When the Ice Melts, the Earth Spews Fire



by Mitch Battros - Earth Changes Media


New scientific evidence shows the natural cyclical patterns of warming and cooling trends has a direct impact on the increase and decrease of earthquake and volcanic activity. Researchers at GEOMAR Helmholtz Center for Ocean Research Kiel (Germany) and Harvard University in Massachusetts (USA) have now found strong evidence for this relationship from major volcanic eruptions around the Pacific Ocean over the past 1 million years. They have presented their results in the latest issue of the international journal "Geology".

The basic evidence for the discovery came from the work of the Collaborative Research Center "Fluids and Volatiles in Subduction Zones (CRC 574) Collaborative Research Center-574. For more than ten years the project has been extensively exploring volcanoes of Central America.

 

"Among others pieces of evidence, we have observations of ash layers in the seabed and have reconstructed the history of volcanic eruptions for the past 460,000 years," says GEOMAR volcanologist Dr Steffen Kutterolf, who has been with CRC 574 since its founding.
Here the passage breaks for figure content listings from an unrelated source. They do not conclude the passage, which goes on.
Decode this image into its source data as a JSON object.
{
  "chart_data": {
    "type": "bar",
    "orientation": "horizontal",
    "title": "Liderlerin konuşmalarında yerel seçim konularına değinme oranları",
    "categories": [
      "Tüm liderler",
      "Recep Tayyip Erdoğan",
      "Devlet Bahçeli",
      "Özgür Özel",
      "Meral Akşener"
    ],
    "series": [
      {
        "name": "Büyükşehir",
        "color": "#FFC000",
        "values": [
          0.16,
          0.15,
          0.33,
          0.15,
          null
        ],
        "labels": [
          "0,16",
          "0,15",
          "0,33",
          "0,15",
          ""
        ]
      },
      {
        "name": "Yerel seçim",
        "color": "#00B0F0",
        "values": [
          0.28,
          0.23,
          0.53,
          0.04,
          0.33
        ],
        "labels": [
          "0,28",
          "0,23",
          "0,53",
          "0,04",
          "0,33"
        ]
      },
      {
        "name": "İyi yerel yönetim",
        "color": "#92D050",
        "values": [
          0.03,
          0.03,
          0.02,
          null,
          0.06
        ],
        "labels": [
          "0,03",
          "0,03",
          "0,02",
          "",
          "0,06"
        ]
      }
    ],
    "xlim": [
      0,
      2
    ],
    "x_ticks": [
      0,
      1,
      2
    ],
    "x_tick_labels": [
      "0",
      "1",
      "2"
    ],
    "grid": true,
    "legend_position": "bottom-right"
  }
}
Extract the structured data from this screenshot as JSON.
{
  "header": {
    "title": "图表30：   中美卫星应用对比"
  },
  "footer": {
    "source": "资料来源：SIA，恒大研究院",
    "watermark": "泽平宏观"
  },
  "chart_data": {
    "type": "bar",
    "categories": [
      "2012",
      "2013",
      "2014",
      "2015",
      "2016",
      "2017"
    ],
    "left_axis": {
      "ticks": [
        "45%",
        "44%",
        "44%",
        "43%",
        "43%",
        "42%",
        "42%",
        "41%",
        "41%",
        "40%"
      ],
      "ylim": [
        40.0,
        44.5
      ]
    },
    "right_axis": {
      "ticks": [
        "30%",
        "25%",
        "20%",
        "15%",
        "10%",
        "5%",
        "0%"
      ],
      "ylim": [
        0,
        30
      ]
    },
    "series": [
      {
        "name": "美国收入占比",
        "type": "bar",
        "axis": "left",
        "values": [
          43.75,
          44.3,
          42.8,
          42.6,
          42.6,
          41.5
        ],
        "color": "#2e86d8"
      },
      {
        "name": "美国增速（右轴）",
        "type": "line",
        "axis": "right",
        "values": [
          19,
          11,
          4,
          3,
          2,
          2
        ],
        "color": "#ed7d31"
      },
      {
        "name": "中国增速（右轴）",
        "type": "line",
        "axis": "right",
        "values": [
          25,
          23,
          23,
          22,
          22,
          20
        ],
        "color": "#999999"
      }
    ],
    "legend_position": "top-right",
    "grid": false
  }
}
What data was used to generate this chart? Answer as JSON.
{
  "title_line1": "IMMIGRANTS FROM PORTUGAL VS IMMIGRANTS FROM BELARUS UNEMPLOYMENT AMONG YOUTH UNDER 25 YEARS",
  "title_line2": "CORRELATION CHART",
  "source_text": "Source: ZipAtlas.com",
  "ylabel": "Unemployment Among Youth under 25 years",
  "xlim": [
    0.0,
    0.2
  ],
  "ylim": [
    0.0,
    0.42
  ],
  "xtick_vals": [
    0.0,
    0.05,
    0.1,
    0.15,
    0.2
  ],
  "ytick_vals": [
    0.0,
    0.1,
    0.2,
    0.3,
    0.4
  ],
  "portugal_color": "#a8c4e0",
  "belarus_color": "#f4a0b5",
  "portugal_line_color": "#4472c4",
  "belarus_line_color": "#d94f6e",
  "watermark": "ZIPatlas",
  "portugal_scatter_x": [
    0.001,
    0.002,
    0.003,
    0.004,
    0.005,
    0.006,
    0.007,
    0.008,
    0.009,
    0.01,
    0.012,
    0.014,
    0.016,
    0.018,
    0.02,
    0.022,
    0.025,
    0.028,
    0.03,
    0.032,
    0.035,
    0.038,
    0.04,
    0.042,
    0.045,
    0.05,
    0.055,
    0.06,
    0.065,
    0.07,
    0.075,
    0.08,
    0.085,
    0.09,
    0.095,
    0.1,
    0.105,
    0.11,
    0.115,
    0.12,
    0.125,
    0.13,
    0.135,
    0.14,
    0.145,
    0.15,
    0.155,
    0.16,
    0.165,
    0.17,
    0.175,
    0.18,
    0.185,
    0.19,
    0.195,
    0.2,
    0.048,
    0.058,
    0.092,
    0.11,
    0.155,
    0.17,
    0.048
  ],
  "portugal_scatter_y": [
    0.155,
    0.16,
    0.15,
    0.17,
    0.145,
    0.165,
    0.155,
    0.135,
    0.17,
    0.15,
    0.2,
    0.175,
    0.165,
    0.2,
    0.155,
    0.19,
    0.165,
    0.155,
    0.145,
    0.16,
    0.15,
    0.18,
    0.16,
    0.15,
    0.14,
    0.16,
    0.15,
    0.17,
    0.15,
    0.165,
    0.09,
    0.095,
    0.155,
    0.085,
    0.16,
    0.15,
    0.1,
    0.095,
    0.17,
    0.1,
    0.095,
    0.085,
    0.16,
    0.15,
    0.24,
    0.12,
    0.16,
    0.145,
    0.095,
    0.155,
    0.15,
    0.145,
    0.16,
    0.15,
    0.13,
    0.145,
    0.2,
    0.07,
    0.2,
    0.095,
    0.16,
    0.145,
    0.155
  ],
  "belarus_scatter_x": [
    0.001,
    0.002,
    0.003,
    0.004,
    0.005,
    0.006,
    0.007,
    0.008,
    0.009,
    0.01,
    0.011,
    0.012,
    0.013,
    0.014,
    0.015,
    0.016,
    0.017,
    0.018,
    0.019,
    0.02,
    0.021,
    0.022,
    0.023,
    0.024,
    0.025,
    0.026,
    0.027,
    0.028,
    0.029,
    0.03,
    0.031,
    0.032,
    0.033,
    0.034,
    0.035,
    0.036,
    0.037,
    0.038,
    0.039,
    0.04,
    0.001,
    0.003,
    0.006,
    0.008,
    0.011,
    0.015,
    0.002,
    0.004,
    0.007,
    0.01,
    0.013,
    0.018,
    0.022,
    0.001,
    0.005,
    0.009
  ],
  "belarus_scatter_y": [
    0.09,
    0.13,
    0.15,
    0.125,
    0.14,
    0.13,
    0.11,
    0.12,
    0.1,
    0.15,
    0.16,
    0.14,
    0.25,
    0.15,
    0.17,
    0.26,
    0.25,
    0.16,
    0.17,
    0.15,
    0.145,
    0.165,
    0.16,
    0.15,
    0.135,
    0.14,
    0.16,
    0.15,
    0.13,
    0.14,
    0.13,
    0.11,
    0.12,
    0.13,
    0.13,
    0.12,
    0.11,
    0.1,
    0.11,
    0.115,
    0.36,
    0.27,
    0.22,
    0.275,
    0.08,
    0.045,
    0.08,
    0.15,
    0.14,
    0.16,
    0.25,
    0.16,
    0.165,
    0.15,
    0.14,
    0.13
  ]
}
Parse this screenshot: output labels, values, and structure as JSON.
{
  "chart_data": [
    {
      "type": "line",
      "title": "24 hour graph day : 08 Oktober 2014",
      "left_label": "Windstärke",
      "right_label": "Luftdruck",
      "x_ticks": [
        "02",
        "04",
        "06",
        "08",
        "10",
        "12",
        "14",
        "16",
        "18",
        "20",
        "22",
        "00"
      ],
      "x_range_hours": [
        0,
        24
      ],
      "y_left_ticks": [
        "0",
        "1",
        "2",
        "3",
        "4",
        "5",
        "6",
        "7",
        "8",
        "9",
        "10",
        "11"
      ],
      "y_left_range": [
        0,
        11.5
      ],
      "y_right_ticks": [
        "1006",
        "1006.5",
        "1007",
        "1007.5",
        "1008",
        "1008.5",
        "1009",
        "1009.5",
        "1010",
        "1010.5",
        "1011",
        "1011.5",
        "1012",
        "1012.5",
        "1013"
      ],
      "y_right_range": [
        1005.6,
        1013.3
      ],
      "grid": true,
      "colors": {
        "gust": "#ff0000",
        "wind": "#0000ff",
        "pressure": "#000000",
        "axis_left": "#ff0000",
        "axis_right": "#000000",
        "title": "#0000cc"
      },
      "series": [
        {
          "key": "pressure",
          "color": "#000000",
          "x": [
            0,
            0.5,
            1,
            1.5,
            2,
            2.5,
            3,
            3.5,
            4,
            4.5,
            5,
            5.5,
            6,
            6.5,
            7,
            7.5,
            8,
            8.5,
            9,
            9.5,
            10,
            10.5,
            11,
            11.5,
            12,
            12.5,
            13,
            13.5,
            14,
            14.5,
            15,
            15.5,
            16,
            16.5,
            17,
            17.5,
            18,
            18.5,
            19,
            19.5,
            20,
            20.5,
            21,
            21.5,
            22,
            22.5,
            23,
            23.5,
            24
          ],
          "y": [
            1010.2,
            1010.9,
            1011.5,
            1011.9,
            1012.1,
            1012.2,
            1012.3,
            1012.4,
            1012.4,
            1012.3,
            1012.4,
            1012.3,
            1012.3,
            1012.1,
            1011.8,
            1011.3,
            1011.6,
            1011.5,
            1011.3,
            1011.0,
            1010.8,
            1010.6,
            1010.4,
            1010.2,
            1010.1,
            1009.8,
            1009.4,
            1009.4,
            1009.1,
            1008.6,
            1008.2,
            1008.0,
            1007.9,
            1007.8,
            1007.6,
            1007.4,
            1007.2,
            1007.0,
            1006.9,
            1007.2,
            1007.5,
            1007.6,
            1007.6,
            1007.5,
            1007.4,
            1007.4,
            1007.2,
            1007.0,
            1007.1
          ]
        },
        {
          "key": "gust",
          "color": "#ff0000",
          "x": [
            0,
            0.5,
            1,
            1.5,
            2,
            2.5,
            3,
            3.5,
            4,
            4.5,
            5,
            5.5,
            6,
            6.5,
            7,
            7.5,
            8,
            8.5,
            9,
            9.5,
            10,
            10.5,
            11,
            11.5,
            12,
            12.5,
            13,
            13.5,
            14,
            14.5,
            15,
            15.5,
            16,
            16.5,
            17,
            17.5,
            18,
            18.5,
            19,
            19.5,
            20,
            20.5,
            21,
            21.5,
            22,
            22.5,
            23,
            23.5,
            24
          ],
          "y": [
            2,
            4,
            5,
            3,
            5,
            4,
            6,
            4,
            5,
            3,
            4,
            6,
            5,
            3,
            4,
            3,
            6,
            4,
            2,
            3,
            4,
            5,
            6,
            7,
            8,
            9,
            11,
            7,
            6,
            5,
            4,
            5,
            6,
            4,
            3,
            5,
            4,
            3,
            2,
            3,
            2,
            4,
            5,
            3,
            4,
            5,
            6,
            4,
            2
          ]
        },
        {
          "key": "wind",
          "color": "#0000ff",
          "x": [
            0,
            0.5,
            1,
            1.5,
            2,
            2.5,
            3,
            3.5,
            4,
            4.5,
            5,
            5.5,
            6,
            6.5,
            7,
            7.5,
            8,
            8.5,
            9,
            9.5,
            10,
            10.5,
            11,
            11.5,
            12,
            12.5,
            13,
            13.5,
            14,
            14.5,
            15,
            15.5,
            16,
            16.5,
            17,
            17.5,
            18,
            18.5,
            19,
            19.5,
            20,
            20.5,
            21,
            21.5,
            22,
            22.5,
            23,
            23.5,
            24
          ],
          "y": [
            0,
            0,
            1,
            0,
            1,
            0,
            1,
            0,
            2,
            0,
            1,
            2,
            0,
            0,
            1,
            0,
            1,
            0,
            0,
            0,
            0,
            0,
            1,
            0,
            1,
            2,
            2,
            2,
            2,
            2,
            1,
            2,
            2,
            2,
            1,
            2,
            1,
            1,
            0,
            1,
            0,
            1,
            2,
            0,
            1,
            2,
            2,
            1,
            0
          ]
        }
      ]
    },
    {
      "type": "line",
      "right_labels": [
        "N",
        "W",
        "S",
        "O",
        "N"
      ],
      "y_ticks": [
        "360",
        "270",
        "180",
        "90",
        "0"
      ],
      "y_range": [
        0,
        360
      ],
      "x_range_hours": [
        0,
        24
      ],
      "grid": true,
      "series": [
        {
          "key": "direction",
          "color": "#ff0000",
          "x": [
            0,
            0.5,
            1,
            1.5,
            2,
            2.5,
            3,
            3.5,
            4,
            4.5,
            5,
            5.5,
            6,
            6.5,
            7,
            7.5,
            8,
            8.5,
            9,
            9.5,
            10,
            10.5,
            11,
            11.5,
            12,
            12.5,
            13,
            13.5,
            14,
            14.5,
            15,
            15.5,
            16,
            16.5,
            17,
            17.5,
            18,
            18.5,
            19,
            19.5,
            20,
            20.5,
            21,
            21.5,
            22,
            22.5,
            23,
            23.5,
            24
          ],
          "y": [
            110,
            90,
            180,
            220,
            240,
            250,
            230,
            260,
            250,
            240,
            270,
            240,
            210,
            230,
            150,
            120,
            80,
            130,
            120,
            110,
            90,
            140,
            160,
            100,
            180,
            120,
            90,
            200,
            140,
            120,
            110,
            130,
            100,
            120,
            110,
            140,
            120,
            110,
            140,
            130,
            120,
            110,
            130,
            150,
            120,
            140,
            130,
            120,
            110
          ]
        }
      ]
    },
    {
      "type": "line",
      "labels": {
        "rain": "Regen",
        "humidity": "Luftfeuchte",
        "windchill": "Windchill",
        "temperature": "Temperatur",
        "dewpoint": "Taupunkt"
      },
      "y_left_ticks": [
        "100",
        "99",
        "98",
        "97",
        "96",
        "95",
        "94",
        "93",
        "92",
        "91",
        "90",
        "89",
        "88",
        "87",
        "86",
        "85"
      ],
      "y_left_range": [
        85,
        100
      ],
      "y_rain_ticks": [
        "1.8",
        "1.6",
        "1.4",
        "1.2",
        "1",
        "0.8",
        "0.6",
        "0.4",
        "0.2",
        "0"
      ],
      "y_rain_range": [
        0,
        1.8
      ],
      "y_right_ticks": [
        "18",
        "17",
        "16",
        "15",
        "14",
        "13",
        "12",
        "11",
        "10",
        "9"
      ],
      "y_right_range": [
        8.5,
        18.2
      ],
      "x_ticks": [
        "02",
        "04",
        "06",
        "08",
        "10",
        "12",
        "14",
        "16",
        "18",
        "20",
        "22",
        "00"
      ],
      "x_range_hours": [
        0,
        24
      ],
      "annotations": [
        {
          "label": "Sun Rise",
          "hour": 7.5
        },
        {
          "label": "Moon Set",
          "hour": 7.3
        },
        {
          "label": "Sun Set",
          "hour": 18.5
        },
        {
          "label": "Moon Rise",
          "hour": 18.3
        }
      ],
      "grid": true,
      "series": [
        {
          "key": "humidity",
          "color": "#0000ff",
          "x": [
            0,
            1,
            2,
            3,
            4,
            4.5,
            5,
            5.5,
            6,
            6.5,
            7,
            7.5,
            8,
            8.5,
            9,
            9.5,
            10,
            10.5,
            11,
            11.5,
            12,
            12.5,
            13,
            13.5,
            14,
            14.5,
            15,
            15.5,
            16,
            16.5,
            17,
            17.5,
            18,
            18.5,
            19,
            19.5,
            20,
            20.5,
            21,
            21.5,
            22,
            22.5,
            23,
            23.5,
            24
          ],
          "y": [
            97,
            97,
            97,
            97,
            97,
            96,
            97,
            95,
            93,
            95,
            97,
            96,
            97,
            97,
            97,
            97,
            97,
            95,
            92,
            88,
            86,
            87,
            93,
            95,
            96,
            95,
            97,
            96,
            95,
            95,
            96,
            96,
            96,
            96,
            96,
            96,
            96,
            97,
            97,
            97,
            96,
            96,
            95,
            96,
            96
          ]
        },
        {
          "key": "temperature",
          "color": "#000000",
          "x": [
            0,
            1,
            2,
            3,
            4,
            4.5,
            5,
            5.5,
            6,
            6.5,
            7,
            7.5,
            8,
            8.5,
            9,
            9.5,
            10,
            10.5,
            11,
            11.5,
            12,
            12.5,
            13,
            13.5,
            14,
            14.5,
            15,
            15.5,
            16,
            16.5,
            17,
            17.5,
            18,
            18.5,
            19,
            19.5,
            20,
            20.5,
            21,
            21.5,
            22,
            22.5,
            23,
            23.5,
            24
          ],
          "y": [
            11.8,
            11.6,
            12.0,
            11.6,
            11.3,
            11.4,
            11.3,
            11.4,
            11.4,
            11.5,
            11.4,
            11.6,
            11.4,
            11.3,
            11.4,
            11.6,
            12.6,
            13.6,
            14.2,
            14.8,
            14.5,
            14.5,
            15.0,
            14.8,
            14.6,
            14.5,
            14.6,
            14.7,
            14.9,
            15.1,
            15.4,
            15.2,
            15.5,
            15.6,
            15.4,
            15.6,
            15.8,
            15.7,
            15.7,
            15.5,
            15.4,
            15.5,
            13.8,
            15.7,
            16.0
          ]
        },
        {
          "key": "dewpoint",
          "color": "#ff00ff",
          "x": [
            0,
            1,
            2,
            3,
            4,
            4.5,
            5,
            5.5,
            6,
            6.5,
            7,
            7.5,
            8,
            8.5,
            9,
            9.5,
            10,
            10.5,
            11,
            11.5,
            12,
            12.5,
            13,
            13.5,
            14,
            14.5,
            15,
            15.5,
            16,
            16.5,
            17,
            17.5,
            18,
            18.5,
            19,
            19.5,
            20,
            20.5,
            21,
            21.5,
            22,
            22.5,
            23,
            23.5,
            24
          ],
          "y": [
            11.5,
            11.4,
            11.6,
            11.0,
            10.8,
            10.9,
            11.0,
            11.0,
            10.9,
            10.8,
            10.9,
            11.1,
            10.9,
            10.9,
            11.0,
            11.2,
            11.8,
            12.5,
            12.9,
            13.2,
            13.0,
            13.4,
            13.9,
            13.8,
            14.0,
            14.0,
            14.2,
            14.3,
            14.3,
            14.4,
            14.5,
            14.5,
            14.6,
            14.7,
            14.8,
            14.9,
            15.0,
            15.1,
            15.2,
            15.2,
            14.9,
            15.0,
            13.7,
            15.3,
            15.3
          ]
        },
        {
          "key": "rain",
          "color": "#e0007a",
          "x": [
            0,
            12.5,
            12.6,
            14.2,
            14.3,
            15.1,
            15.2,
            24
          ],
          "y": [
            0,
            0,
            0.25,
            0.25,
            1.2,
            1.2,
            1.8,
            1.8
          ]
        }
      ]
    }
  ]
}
Particular patterns started to appear. "There were periods when we found significantly more large eruptions than in others" says Kutterolf, the lead author of the Geology article. After comparing these patterns with the climate history, there was an amazing match. The periods of high volcanic activity followed fast, global temperature increases and associated rapid ice melting.

 

Subduction Zone and Volcanoes Video: http://bit.ly/Wv58Js

 

Together with colleagues at Harvard University, the geologists and geophysicists searched for a possible explanation. They found it with the help of geological computer models. "In times of natural warming trends, the glaciers are melting on the continents relatively quickly. At the same time the sea level rises. The weight on the continents decreases, while the weight on the oceanic tectonic plates increases. Thus, the stress changes within in the earth to open more routes for ascending magma" says Dr Jegen.

 

To expand the scope of the discoveries, Dr Kutterolf and his colleagues studied other cores from the entire Pacific region. These cores had been collected as part of the International Integrated Ocean Drilling Program (IODP) and its predecessor programs. They record more than a million years of the Earth's history. "In fact, we found the same pattern from these cores as in Central America" says geophysicist Dr Marion Jegen from GEOMAR, who also participated in the recent study.

 

 

 

The rate of global cooling at the end of the warm phases is much slower, so there are less dramatic stress changes during these times. "If you follow the natural climate cycles, we are currently at the end of a really warm phase. Therefore, things are volcanically quieter now. The impact from man-made warming is still unclear based on our current understanding" says Dr Kutterolf. The next step is to investigate shorter-term historical variations to better understand implications for the present day.